Eduardo Blandón
Los malos hábitos constituyen una conducta seria (permítame que me ponga solemne), hablo con propiedad. Desde edades pretéritas no tengo otro recuerdo más vívido que eso de morderme las uñas. Le llaman “onicofagia”, supongo que para darle honorabilidad a un acto que nos expone a la vergüenza y nos hace sentir miserables a los que sufrimos el espanto.
Concédame lo biográfico si bien verá que es solo un pretexto. Mis padres hicieron de todo para curar esa inclinación malsana que atribuían a la deficiencia de mi carácter: castigarme, ponerme picante sobre las uñas, llevarme al psicólogo, compararme con los niños “sanos”. Ya sabe usted, pocas cosas mortifican tanto a los padres como los defectos de sus hijos. No obstante fracasaron en su empresa.

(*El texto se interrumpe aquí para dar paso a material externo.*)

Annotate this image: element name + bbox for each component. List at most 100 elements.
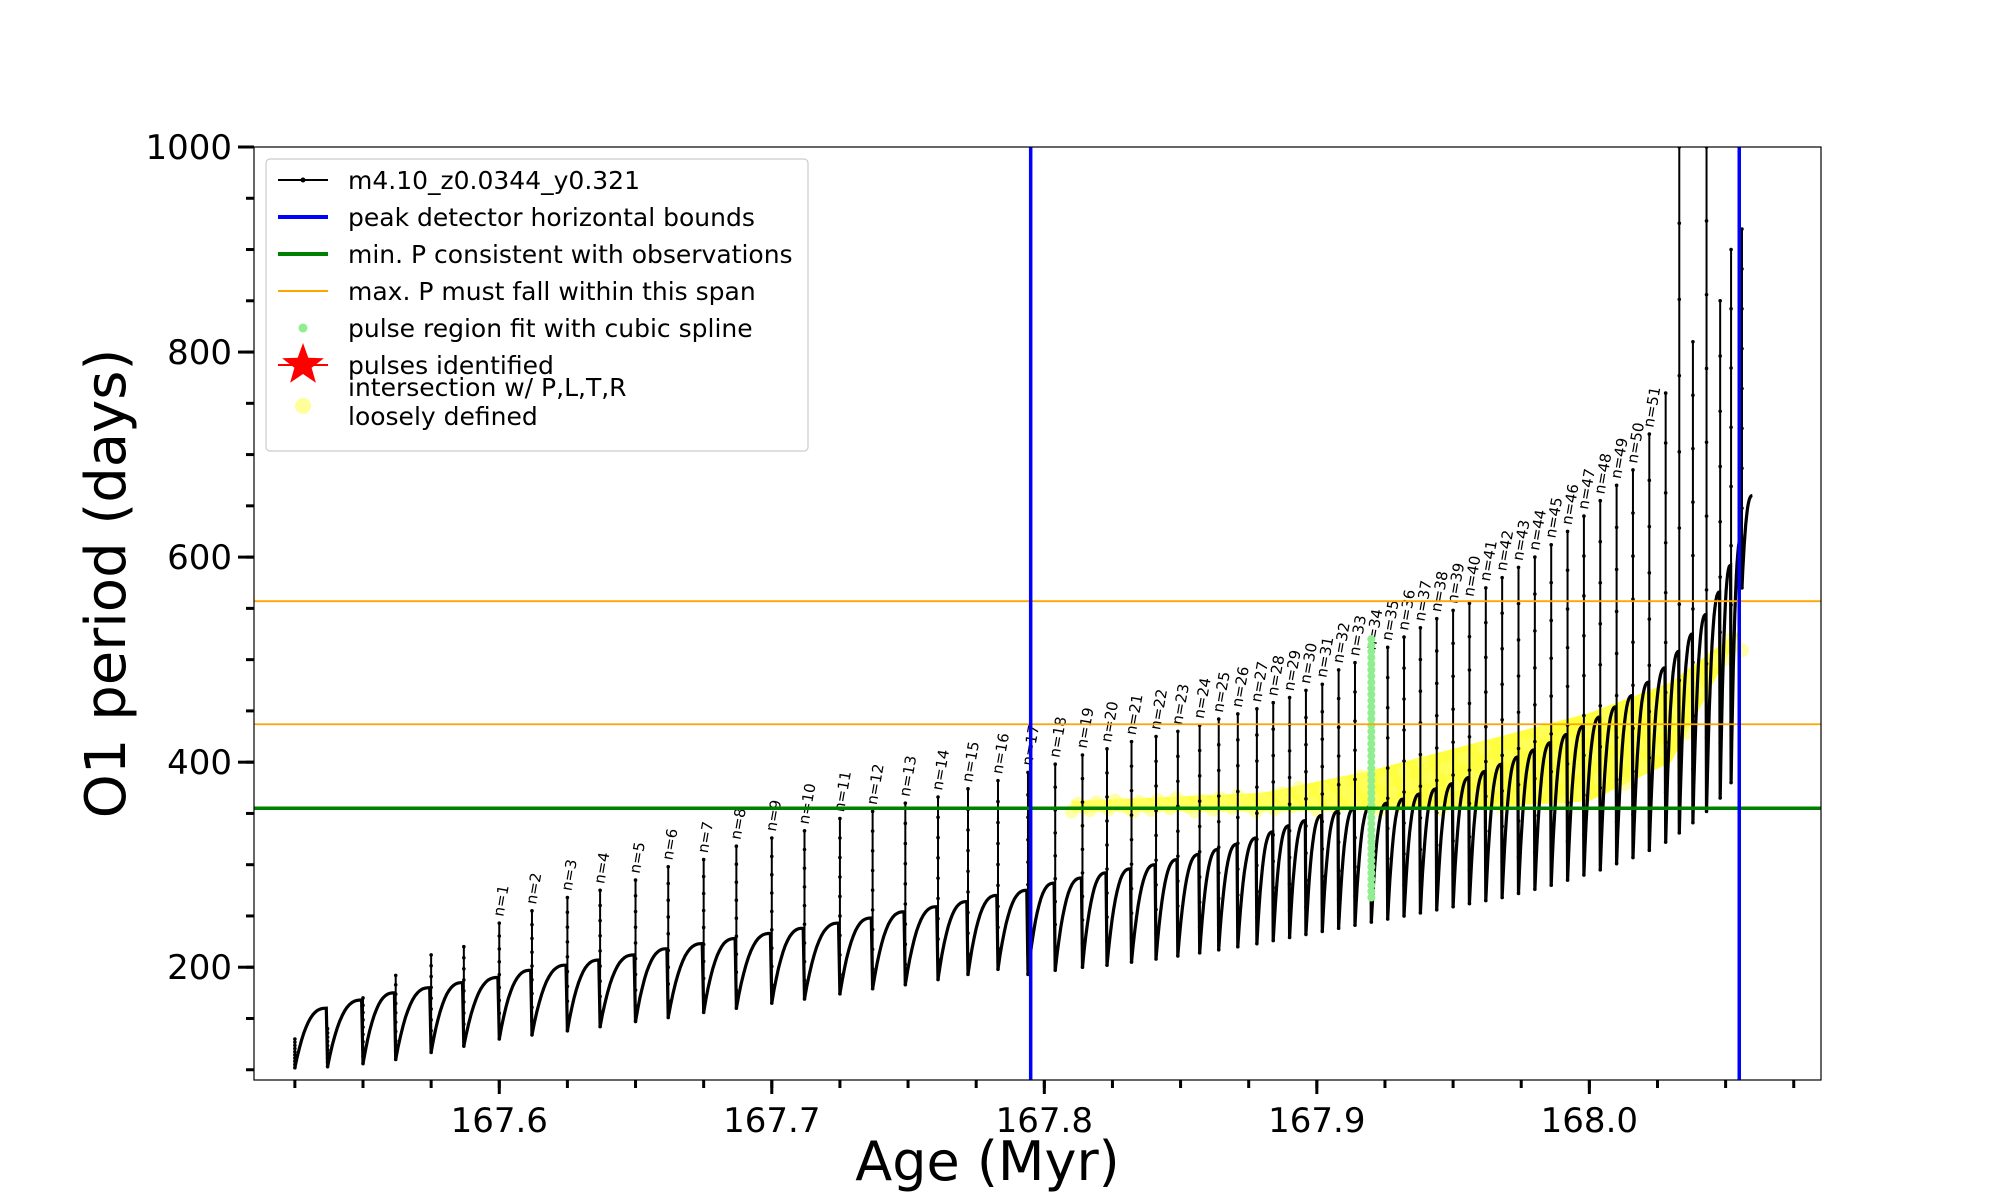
pulse-point bbox=[1385, 736, 1390, 740]
pulse-point bbox=[1336, 696, 1341, 701]
pulse-point bbox=[1197, 774, 1202, 778]
pulse-point bbox=[1129, 739, 1134, 744]
pulse-point bbox=[1080, 894, 1085, 899]
pulse-label: n=18 bbox=[1045, 715, 1070, 759]
pulse-point bbox=[1385, 796, 1390, 801]
pulse-point bbox=[325, 1064, 330, 1069]
pulse-point bbox=[1598, 703, 1603, 708]
pulse-point bbox=[769, 1001, 774, 1005]
pulse-point bbox=[1385, 917, 1390, 921]
pulse-point bbox=[1255, 915, 1259, 920]
pulse-point bbox=[1176, 829, 1180, 833]
pulse-point bbox=[1402, 697, 1406, 701]
pulse-point bbox=[701, 857, 706, 862]
pulse-point bbox=[966, 787, 970, 791]
spline-point bbox=[1367, 739, 1376, 748]
pulse-3 bbox=[393, 973, 398, 1062]
pulse-point bbox=[1197, 925, 1202, 930]
pulse-point bbox=[1500, 789, 1504, 793]
legend-item-0: m4.10_z0.0344_y0.321 bbox=[278, 166, 640, 195]
pulse-point bbox=[1176, 779, 1180, 784]
pulse-point bbox=[701, 959, 706, 964]
pulse-point bbox=[1129, 764, 1134, 768]
pulse-point bbox=[361, 1010, 365, 1015]
legend-label: peak detector horizontal bounds bbox=[348, 203, 755, 232]
pulse-label: n=2 bbox=[522, 871, 545, 905]
pulse-point bbox=[1255, 733, 1259, 737]
pulse-point bbox=[1353, 894, 1357, 898]
pulse-point bbox=[1197, 824, 1202, 829]
pulse-18: n=13 bbox=[896, 754, 920, 987]
legend-star-icon bbox=[282, 343, 324, 383]
spline-point bbox=[1367, 881, 1376, 890]
pulse-point bbox=[1483, 759, 1488, 764]
legend-label: min. P consistent with observations bbox=[348, 240, 793, 269]
pulse-point bbox=[734, 952, 739, 957]
pulse-point bbox=[361, 996, 365, 1000]
pulse-point bbox=[1663, 441, 1668, 445]
pulse-point bbox=[1336, 754, 1341, 758]
pulse-point bbox=[1255, 863, 1259, 868]
pulse-point bbox=[666, 1015, 671, 1020]
pulse-point bbox=[1320, 902, 1325, 906]
pulse-point bbox=[1598, 785, 1603, 790]
pulse-point bbox=[838, 953, 842, 957]
pulse-point bbox=[1026, 837, 1030, 842]
pulse-point bbox=[870, 809, 875, 814]
pulse-point bbox=[769, 946, 774, 950]
pulse-point bbox=[1336, 725, 1341, 730]
pulse-point bbox=[1500, 824, 1504, 829]
pulse-point bbox=[1304, 905, 1308, 910]
pulse-point bbox=[393, 1039, 398, 1043]
pulse-point bbox=[1582, 873, 1586, 877]
pulse-point bbox=[1336, 897, 1341, 902]
pulse-point bbox=[1255, 889, 1259, 894]
pulse-58 bbox=[1677, 147, 1682, 835]
pulse-point bbox=[1740, 267, 1744, 271]
pulse-point bbox=[1434, 616, 1439, 621]
pulse-point bbox=[1080, 965, 1085, 970]
pulse-point bbox=[1320, 819, 1325, 824]
pulse-point bbox=[1467, 768, 1472, 772]
y-tick-label: 200 bbox=[167, 948, 232, 988]
pulse-point bbox=[1740, 466, 1744, 471]
pulse-point bbox=[996, 862, 1000, 867]
pulse-point bbox=[734, 970, 739, 975]
pulse-point bbox=[1483, 829, 1488, 833]
pulse-point bbox=[1369, 920, 1374, 924]
pulse-point bbox=[1704, 661, 1709, 666]
pulse-point bbox=[1704, 809, 1709, 814]
pulse-point bbox=[1582, 713, 1586, 718]
pulse-point bbox=[1614, 567, 1619, 572]
pulse-point bbox=[903, 821, 908, 826]
pulse-point bbox=[565, 895, 570, 900]
pulse-point bbox=[1704, 735, 1709, 740]
pulse-point bbox=[1704, 514, 1709, 518]
pulse-point bbox=[1154, 858, 1158, 862]
pulse-point bbox=[870, 848, 875, 853]
pulse-point bbox=[1729, 484, 1733, 489]
pulse-point bbox=[530, 936, 534, 941]
pulse-point bbox=[1176, 879, 1180, 883]
plot-frame bbox=[253, 146, 1822, 1081]
pulse-point bbox=[530, 964, 534, 968]
pulse-point bbox=[598, 933, 602, 938]
pulse-point bbox=[530, 950, 534, 954]
pulse-point bbox=[1691, 713, 1695, 718]
intersection-point bbox=[1415, 755, 1430, 770]
pulse-point bbox=[1631, 812, 1635, 817]
pulse-point bbox=[1533, 776, 1537, 781]
pulse-point bbox=[1451, 674, 1455, 679]
pulse-point bbox=[598, 918, 602, 923]
legend-label: intersection w/ P,L,T,R loosely defined bbox=[348, 373, 627, 431]
pulse-point bbox=[936, 835, 940, 840]
pulse-point bbox=[966, 828, 970, 832]
pulse-point bbox=[1533, 887, 1537, 892]
pulse-point bbox=[903, 902, 908, 906]
pulse-point bbox=[1129, 935, 1134, 940]
pulse-point bbox=[996, 904, 1000, 909]
pulse-point bbox=[701, 874, 706, 879]
pulse-point bbox=[966, 931, 970, 935]
pulse-point bbox=[497, 985, 502, 990]
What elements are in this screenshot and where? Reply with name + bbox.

Cuando la desviación es profunda (para ponerlo en términos de Freud que consideraba la práctica como “una alteración en el desarrollo psicosexual en la fase oral que se convierte en una fijación oral”, hace falta mucho más que la buena fe. Pero para eso están los milagros. Un día, luego de miles de argucias, frustraciones, intentos y recaídas, finalmente logré superar el también llamado “trastorno de ansiedad”. Y heme aquí orondo escribiendo sobre el tema.
No es cierto. Aunque he desterrado bastante el hábito, a veces vuelven los dedos a mi boca. Y sí, aún me figuro a mi padre reprimiendo al niño con desorden, incapaz del “kaput” definitivo a su conducta indeseable. Cuánto me ha humanizado, sin embargo, este problema personal. Aquí quería llegar. Puedo comprender, por ejemplo, a los políticos que roban por instinto, al empresario injusto con sus empleados y a los banqueros que estafan a sus cuentahabientes y lavan dinero de las mafias. Es que no pueden impedirlo.
Imagino el drama del presidente en su afán por evitar ser un vulgar delincuente. Me figuro a los del CACIF hablando de Cristo, vinculados al Opus Dei, tomando café con los curas, creyendo obtener sus virtudes por alguna infusión espiritual milagrosa. Esa que no les llega por su naturaleza siempre inclinada al enriquecimiento a ultranza, sin ningún límite moral que se los impida. Se puede entender la escisión interna, el aguijón de la carne del presidente del Congreso, al no poder ser sino corrupto.
Estamos determinados por esas decisiones absurdas de nuestra conducta. Nos gobierna la irracionalidad, somos víctimas de los instintos ciegos. Sí, la cabra siempre tira al monte. Lo malo es la abundancia de caprinos en el Estado, el tamaño de sus cuernos y la habilidad para saltar riscos. El vicio de estas cabras locas, por desmedido, no tiene parangón. Ellos son otra cosa.